The driver had his two kids in the backseat where Marilyn sat, I sat up front conversating in stifled yet somehow effective Spanish. The guy got us to a village just 20 kilometers shy of our next goal, the small city of Buga.
We chose Buga not for the Basilica famous for drawing millions a year coming in pilgrimage to homage, and not for any other historical significance. No, we came for a brewery started by a German guy that additionally became a hostel as an afterthought.
We headed straight for it, passing the massively beautiful, pink tinted Basilica on the way. The idea was to grab a beer there and make our next decision based on how it tasted. Stay for another beer, stay for a night, hike back to the road and keep hitching south - options to be discussed after several sips of the mysterious brew around the corner.
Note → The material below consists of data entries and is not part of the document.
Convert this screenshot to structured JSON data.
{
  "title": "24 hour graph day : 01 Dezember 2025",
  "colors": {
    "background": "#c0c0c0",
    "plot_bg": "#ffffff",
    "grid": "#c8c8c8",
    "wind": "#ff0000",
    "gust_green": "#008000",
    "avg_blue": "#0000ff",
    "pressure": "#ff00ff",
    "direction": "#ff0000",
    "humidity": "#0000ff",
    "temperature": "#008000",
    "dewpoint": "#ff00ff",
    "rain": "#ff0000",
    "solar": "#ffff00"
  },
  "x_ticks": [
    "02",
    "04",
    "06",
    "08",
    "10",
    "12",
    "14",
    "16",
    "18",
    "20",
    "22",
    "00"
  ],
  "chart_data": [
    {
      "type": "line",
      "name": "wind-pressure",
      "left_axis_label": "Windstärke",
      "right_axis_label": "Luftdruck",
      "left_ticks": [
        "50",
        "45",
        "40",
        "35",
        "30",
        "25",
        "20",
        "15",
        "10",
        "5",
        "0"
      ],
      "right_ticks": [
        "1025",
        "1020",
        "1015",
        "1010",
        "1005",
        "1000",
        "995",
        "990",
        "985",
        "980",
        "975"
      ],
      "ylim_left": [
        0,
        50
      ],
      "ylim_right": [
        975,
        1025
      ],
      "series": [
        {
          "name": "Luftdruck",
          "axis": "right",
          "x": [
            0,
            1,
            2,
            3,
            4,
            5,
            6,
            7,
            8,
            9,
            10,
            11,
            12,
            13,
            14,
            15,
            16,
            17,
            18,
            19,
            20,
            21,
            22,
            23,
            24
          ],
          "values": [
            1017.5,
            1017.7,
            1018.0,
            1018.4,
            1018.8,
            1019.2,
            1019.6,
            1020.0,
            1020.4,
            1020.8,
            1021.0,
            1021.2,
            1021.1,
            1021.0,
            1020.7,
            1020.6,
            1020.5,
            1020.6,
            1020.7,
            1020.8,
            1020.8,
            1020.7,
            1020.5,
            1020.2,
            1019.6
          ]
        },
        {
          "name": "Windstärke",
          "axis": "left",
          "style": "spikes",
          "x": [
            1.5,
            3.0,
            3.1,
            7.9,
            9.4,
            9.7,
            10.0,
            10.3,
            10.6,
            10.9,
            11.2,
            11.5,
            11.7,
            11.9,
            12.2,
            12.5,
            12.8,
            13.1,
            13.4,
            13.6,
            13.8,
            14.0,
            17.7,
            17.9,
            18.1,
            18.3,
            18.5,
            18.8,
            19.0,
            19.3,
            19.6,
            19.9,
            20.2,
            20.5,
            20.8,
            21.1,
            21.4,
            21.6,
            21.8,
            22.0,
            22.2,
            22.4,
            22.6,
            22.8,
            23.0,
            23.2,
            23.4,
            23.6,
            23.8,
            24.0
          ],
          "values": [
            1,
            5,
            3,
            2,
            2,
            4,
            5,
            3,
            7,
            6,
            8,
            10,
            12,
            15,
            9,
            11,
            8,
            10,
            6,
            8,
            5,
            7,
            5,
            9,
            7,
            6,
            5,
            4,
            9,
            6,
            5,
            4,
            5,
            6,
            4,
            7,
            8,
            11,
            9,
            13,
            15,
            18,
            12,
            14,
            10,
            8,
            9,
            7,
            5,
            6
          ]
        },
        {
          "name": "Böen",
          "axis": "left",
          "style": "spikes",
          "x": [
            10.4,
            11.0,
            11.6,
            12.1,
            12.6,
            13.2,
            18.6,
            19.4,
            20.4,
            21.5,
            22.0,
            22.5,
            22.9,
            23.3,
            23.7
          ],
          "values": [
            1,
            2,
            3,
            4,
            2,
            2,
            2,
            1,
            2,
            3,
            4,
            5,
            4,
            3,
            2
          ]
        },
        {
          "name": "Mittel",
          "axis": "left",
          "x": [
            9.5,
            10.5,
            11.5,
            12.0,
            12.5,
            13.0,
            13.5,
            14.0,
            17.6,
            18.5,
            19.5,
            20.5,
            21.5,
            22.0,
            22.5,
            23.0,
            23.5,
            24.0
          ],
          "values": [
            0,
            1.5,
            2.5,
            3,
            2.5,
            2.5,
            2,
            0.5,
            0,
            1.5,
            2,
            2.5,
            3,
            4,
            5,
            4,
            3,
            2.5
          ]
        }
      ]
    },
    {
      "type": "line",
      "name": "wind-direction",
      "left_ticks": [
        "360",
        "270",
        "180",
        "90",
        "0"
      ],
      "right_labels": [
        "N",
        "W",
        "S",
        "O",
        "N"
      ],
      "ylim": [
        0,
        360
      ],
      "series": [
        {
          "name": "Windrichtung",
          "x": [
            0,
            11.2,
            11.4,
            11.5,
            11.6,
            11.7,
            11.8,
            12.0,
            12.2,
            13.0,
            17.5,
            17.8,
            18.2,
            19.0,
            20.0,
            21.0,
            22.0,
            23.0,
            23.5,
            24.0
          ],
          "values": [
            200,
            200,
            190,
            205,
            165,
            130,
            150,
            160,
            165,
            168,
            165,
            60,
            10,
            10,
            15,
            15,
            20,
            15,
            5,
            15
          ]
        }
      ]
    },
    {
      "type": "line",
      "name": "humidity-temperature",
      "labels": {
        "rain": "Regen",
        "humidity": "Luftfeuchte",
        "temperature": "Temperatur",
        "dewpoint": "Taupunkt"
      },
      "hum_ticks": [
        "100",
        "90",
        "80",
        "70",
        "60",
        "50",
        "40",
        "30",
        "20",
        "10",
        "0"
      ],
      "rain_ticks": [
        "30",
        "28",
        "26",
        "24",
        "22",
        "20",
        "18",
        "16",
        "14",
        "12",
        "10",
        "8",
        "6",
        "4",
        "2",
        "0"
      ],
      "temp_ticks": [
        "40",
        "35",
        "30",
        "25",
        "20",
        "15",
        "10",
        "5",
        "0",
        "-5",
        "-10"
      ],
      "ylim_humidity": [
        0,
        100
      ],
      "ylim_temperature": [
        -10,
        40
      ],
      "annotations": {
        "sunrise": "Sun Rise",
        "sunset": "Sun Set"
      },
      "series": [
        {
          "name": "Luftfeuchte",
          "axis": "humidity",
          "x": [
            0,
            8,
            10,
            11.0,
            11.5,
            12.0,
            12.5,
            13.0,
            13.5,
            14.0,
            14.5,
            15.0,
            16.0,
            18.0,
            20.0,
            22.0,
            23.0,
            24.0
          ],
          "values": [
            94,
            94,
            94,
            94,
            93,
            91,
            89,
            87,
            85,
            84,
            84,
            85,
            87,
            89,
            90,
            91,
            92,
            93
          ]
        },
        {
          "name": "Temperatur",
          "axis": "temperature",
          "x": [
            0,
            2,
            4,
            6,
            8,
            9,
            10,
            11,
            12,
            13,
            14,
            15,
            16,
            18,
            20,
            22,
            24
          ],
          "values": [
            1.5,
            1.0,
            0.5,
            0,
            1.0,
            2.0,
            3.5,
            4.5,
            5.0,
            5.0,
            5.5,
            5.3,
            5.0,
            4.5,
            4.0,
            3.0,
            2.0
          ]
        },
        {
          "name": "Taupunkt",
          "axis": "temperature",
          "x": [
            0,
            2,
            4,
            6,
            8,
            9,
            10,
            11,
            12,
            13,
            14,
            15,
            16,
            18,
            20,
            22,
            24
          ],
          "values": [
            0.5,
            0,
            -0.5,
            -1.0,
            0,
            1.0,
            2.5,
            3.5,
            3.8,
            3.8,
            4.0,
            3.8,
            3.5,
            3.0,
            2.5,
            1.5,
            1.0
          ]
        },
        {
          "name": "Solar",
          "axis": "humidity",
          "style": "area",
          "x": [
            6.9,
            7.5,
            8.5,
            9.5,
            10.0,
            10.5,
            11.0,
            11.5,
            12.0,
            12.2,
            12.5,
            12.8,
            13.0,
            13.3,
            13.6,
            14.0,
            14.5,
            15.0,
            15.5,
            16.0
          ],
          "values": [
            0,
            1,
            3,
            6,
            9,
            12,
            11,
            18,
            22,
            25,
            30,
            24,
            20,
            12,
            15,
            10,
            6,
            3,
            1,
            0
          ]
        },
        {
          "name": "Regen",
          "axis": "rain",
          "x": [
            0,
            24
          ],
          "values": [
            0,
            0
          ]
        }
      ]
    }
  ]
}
A friendly girl behind the bar greeted us and poured us a couple pints. After some talking with her she began making a phone call, not because my linguistic skills were total dribble, but because I was starting to ask questions only a brewer could answer.
Without anymore hesitation we paid our equivalent of five bucks each for beds for the night in the hostel, finished our beers, stashed our packs in the dorm adjacent to the bar and hit the street to go meet Stefan.
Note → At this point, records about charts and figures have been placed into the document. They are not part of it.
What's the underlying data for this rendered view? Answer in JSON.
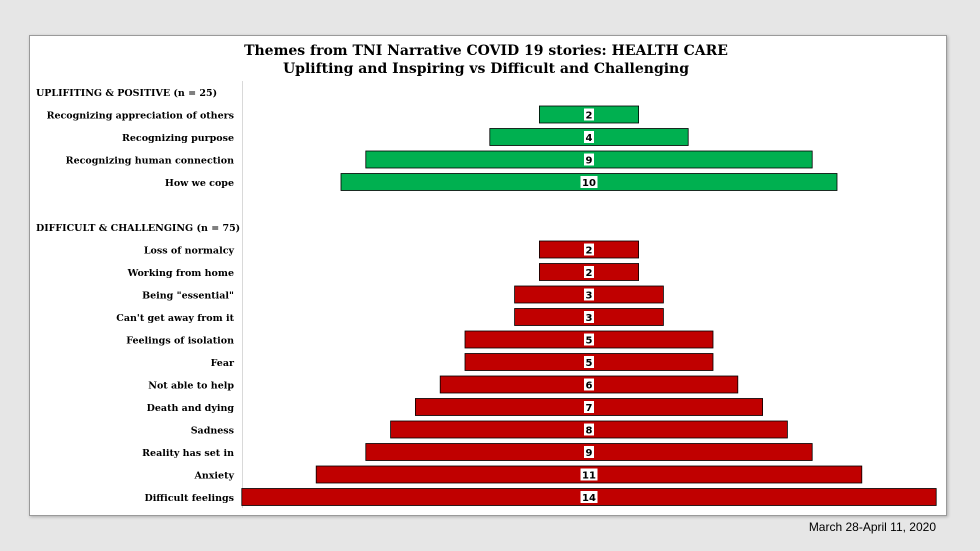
{
  "date_range": "March 28-April 11, 2020",
  "colors": {
    "positive": "#00b050",
    "difficult": "#c00000",
    "background": "#e6e6e6"
  },
  "chart_data": {
    "type": "bar",
    "orientation": "horizontal-centered",
    "title": "Themes from TNI Narrative COVID 19 stories: HEALTH CARE",
    "subtitle": "Uplifting and Inspiring vs Difficult and Challenging",
    "max_value": 14,
    "groups": [
      {
        "name": "UPLIFITING & POSITIVE (n = 25)",
        "color": "#00b050",
        "categories": [
          "Recognizing appreciation of others",
          "Recognizing purpose",
          "Recognizing human connection",
          "How we cope"
        ],
        "values": [
          2,
          4,
          9,
          10
        ]
      },
      {
        "name": "DIFFICULT & CHALLENGING (n = 75)",
        "color": "#c00000",
        "categories": [
          "Loss of normalcy",
          "Working from home",
          "Being \"essential\"",
          "Can't get away from it",
          "Feelings of isolation",
          "Fear",
          "Not able to help",
          "Death and dying",
          "Sadness",
          "Reality has set in",
          "Anxiety",
          "Difficult feelings"
        ],
        "values": [
          2,
          2,
          3,
          3,
          5,
          5,
          6,
          7,
          8,
          9,
          11,
          14
        ]
      }
    ]
  }
}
He greeted us at the door of the brewery which was also his home, along with him was a girl, a brewing student who'd just come to interview him. He showed us the modest yet still impressive brew system he'd gotten from Peru, telling us stories about home brewing back in Germany and how the beer scene was very slowly surfacing in South America on a whole. The fact that there was a Colombian brewing student in our midst was more proof of that, but he was still importing hops from the US in creative ways, among other hurdles.
After she pondered that we took a walk out around the cobbled streets, indeed popping inside the Basilica and taking in the feel of the city in a general wander around.
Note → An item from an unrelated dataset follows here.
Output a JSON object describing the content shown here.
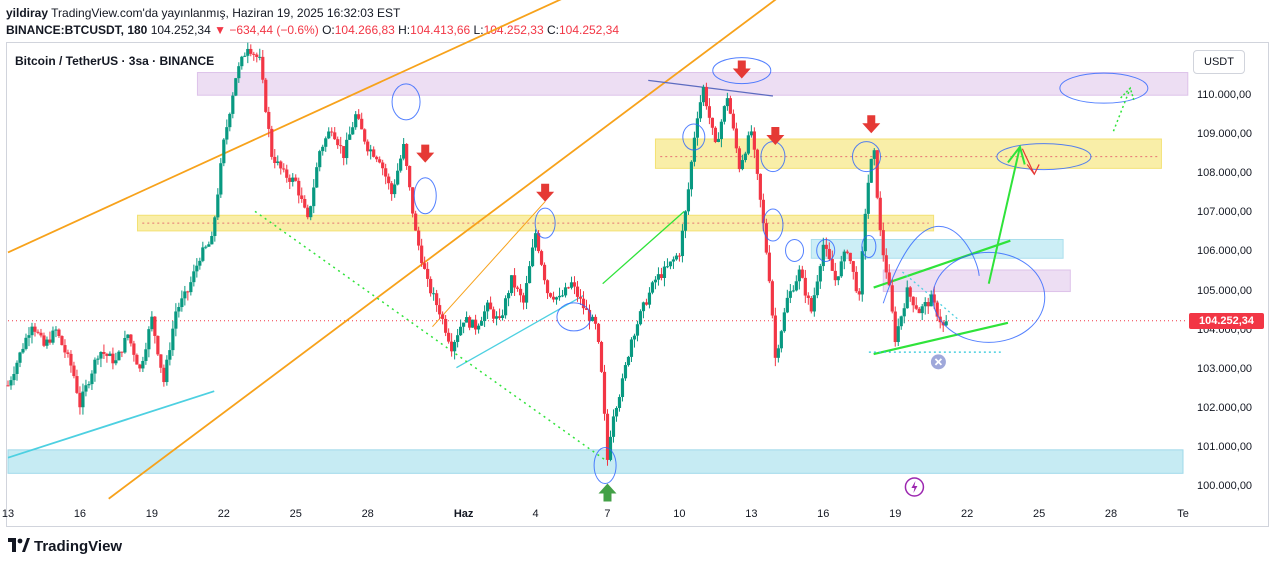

And then back to our taproom of a hostel for a night for the night. Many inexpensive beers went down, Stefan dropped in at one point, we chatted the night away until finally taking the dozen footsteps from bar stools to bunks.
Pipo came in the morning, a local guy about our age who lead all the tours Marilyn had been pondering. The weather was said to be no good to do anything on this particular day, but we arranged to link up the next day and do something fun. For five bucks a night and beers much less than that nearly at our bedside we had no reason to hurry out of Buga.
The next day we rolled with Pipo and another couple to a spot just out of town to a house that was 180 years old where an older couple lived. They let us hike from there past sugar cane and whatnot to some waterfalls. The lot of us swam and leaped around, I even got Marilyn to hold my hand and make a bit of a "cliff jump", something she was generally terrified of and trying to come around on.
Somewhere in the mix Gareth popped on up the steps with his massive backpack, an Australian we'd met at the hostel in Salento. Beer in Australia is even more expensive than the US, so if we thought these Colombian pints were cheap they were simply pennies for him in comparison. It took him about 30 seconds to pay for a bunk and the first of many, many beers for the night.
All and all it was a good last night in town, Stefan even stopped back in and capped our experience in the aptly named oasis of the Holy Water Ale Brewery.
Marilyn and I would finally get on the southbound road the next day, ready for the next Colombian adventure and the border to Ecuador. Adventure indeed, but things were about to get shaken up. Roads wind, fork and split, it's all part of the ride.